Below are my 2023 enforcement predictions from the Q4 2022 warning letter roundup. Let’s review how right or wrong my predictions were.
1. Continued enforcement of biomarker claims related to blood sugar and heart disease (e.g., lowers A1C).
- This prediction was pretty good. We’ve seen numerous companies cited for these types of warning letters. Interestingly, the biomarker claims cited have been related to heart disease, but I wonder if we’ll see an expansion of this into cognitive and liver biomarkers such as creatinine in 2024.
2. A continued increase in CBD warning letters, especially for those containing delta-8.
- I was way off with this prediction as there were just 15 CBD and delta-8 warning letters in 2023 compared to 34 the previous year.
3. Enforcement of TikTok disease claims and FTC crackdown on influencers not disclosing a material connection.
- FDA has yet to cite companies for making disease claims on TikTok, so I was wrong with this prediction. FTC, however, did start to crack down on TikTok influencers, as we saw with the recent sugar and sweetener trade group letters. I’m carrying this prediction over to 2024, though, so in my opinion, companies and influencers going “non-compliant crazy” on TikTok should beware.
4. FDA crackdown for claims made on affiliate and distributor websites.
- There were a lot fewer affiliate-related warning letters last year than I thought there’d be, but Amazon and Walmart received a total of four letters for distributing adulterated or uncompliant products. These letters show even large distributors may be called out for non-compliance.
Ophthalmic (eye) products: There were 22 ophthalmic FDA warning letters in 2023 compared to just seven in 2022. Ophthalmic products are drugs that are added to the eyes, but supplement and cosmetic companies can learn from this enforcement trend. Many of the warning letters were issued because the product was making disease statements like glaucoma, was not registered as an OTC, or the product contained unallowable ingredients such as homeopathics not generally recognized as safe and effective (GRASE), or ingredients like MSM that don’t belong in the eyes.
Distributor requirements: Many of the warning letters involved companies that were distributing non-compliant products. This includes many names we all recognize, like Walgreens, CVS Health and Amazon, showing distributors are responsible for ensuring the products they sell are compliant. I expect more distributor enforcement for non-compliant, adulterated products and supplements with disease claims in 2024. Being a distributor, especially one that handles the product shipping, is not a “loophole” for avoiding compliance.
Improper 483 responses: Most responses to FDA Form 483 observations can be addressed before FDA resorts to issuing a warning letter. Below is FDA’s statement from a recent warning letter that is all too common.
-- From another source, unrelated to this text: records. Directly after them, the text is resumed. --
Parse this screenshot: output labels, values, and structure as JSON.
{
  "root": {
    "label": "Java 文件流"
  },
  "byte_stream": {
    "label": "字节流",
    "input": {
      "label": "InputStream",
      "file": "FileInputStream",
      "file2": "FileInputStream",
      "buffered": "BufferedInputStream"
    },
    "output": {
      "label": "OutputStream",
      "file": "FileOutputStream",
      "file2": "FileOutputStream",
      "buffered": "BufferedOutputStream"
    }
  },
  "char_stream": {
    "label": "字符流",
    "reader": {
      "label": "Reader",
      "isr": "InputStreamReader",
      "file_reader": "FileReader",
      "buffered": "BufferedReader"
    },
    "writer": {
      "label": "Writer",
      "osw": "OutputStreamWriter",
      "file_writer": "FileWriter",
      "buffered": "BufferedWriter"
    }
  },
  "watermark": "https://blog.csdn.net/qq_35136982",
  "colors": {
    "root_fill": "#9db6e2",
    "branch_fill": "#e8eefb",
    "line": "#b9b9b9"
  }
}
The company’s 483 response did not include all the updated information required to prove the issue has been corrected.
From the FDA warning letter: “We are unable to evaluate your corrective action because you have not provided revised ‘Raw Materials Spec Sheet’ for the components used in the manufacture of the …. dietary supplements, nor have you provided finished product specifications for each of the products.”
FDA reviews websites around the time of the closeout of the Form 483, which can be up to 12 months after the initial cGMP inspection. This is a friendly reminder to re-review online marketing if a company has recently been visited by FDA; disease claims can “tip the scale” to a warning letter when a company has provided mediocre 483 responses. This is one of the reasons I developed Apex Compliance, which helps companies find the high-risk “forgotten regulatory landmines” before they become issues.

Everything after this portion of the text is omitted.